Designing climate-resilient marine protected area networks by combining remotely sensed coral reef habitat with coastal multi-use maps

Decision making for the conservation and management of coral reef biodiversity requires an understanding of spatial variability and distribution of reef habitat types. Despite the existence of very high-resolution remote sensing technology for nearly two decades, comprehensive assessment of coral reef habitats at national to regional spatial scales and at very high spatial resolution is still scarce. Here, we develop benthic habitat maps at a sub-national scale by analyzing large multispectral QuickBird imagery dataset covering ~686 km² of the main shallow coral fringing reef along the southern border with Tanzania (4.68°S, 39.18°E) to the reef end at Malindi, Kenya (3.2°S, 40.1°E). Mapping was conducted with a user approach constrained by ground-truth data, with detailed transect lines from the shore to the fore reef. First, maps were used to evaluate the present management system's effectiveness at representing habitat diversity. Then, we developed three spatial prioritization scenarios based on differing objectives: (i) minimize lost fishing opportunity; (ii) redistribute fisheries away from currently overfished reefs; and (iii) minimize resource use conflicts.

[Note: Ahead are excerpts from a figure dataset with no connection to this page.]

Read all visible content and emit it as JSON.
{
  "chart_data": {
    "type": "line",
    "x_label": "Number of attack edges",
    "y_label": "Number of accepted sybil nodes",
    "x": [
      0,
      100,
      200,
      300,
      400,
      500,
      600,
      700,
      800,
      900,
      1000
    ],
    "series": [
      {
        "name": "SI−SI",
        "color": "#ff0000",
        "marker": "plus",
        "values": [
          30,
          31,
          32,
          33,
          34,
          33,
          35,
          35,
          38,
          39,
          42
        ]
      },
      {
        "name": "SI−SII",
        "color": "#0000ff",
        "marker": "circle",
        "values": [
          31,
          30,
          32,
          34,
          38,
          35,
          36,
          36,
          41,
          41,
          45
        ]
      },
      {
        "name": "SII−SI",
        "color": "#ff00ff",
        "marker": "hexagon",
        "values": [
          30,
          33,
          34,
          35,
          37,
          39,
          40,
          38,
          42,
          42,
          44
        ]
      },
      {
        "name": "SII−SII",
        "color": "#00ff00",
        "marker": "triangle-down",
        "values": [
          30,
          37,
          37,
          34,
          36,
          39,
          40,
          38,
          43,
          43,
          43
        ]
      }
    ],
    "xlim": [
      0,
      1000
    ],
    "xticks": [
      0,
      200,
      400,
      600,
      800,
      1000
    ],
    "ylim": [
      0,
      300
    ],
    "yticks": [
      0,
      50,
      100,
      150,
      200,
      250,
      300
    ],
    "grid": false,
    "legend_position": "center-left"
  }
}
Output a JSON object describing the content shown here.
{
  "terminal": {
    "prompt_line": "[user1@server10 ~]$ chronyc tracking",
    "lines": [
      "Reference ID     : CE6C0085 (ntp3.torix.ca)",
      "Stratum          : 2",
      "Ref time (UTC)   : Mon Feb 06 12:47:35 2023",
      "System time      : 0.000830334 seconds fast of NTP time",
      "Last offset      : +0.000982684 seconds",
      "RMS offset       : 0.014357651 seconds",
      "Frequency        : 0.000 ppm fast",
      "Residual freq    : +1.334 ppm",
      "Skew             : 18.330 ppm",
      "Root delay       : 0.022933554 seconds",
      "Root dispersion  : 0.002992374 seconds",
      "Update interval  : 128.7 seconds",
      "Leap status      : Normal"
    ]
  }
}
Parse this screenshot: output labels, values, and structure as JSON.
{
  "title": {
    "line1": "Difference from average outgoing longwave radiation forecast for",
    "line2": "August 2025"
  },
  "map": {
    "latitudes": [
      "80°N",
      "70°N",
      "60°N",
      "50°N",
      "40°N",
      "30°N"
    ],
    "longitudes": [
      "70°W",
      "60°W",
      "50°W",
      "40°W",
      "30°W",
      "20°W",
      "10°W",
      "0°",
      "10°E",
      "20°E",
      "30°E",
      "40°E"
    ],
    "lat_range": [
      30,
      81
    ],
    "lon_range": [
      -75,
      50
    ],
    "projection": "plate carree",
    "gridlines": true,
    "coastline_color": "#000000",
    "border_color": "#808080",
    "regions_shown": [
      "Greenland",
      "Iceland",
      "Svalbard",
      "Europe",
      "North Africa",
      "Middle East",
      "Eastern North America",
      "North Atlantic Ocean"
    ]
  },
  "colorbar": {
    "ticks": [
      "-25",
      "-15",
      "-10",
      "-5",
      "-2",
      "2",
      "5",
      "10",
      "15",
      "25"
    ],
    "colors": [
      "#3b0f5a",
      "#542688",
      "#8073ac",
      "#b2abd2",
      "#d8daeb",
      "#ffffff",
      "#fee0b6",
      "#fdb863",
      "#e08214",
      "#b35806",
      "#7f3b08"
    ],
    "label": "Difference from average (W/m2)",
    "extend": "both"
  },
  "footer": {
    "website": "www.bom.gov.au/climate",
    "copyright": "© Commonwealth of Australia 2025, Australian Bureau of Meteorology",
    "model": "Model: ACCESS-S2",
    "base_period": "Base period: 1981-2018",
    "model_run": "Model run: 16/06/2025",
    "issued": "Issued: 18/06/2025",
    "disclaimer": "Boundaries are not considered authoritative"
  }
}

We further constrained the priority area in each prioritization selection scenario based on optionally protecting the least or the most climate exposed locations using a model of exposure to climate stress. We discovered that spatial priorities were very different based on the different objectives and on whether the aim was to protect the least or most climate-exposed habitats. Our analyses provide a spatially explicit foundation for large-scale conservation and management strategies that can account for ecosystem service benefits.